Moloney and his team argued that the swelling came from legal punches, not a foul. The NSAC used its new instant-replay procedures for another look to determine the cause. After a 26-minute delay, review official Robert Byrd upheld Mora's initial call of an accidental head-butt. The bout was confirmed as a no decision.
On Wednesday, Dubin filed an appeal letter with the commission, which has been obtained by ESPN. Dubin called the no-decision determination a "clear error" and has asked for the NSAC to grant Moloney a hearing to argue his case.
"Because there was indeed no headbutt, accidental or otherwise, the correct result should have been a technical knockout victory for Mr. Moloney," Dubin wrote in the appeal letter. "The consequence of Mr. Mora's erroneous determination of an accidental headbutt denied Mr. Moloney the WBA Super-Flyweight World Title."
When reached Wednesday for comment, NSAC executive director Bob Bennett said he could not speak specifically about the situation that occurred Saturday night. In a statement Monday, Bennett wrote that the replay showed a "possible headbutt" at 2 minutes, 8 seconds of the first round and another "possible headbutt" at 1:12 of the first, with evidentiary screenshots attached.
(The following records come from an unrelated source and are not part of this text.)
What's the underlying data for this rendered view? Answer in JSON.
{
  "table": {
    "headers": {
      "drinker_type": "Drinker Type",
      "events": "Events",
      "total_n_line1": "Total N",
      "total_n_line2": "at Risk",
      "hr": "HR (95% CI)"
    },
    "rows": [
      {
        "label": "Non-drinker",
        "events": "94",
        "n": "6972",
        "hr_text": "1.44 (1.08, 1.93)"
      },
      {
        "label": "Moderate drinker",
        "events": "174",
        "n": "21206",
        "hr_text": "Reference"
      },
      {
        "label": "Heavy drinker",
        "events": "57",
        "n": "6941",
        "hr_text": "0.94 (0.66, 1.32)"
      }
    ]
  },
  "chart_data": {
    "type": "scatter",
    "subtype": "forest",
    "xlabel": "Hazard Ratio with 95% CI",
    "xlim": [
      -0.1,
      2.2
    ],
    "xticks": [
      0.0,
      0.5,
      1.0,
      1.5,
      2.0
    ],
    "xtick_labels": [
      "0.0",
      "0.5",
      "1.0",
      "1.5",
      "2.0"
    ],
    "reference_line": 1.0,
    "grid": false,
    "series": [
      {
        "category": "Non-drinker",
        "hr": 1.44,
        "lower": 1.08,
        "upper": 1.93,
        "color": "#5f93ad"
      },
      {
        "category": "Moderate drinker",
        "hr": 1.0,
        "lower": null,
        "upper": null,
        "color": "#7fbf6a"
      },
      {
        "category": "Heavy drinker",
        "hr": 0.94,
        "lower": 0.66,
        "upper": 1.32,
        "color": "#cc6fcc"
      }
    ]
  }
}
"During this fight there was no conclusive evidence to overturn the referee's decision," the statement read. "In fact, based on the screen shots above the Referee was unequivocally correct."
On Saturday night, Top Rank president Bob Arum, Moloney's promoter, was visibly angered by the call and got into an argument with Bennett. Moloney, too, was furious.
"That eye was closed by 50 jabs," Moloney said Saturday. "That's why his eye is shut -- not the head-butt. There's no head-butt. I can't believe they took this away from me. I've trained my ass off for the last five months, been away from my family, and they just take it away from me. I can't believe they didn't give it to me. That's why they have instant replay working right now."
Dubin, in his appeal letter, took issue with the NSAC statement, asking that the commission not "commence the process of Mr. Moloney's appeal with a predetermined outcome."
"Any objective analysis of the video footage of the first round of the bout demonstrates that at no point did Mr. Moloney headbutt Mr. Franco," wrote Dubin, who also provided screenshots from the first round. "Rather, the video footage clearly show that Mr. Moloney landed a number of powerful jabs to the right side of Mr. Franco's face. The video footage also unmistakably shows how over the course of the first round, those repeated jabs were the sole cause of Mr. Franco's eye swelling, and eventually closing."
Franco stunned Moloney, the heavy favorite from Australia, to win the WBA super flyweight title by unanimous decision in June. It was the first loss of Moloney's career. Saturday was the immediate rematch.
"It should be patently obvious from a review of the video recordings of this fight that the referee simply made a mistake in calling an accidental foul on Mr. Moloney," Dubin wrote in the appeal letter. "Respectfully, the NSAC did not correct that mistake during the instant replay review."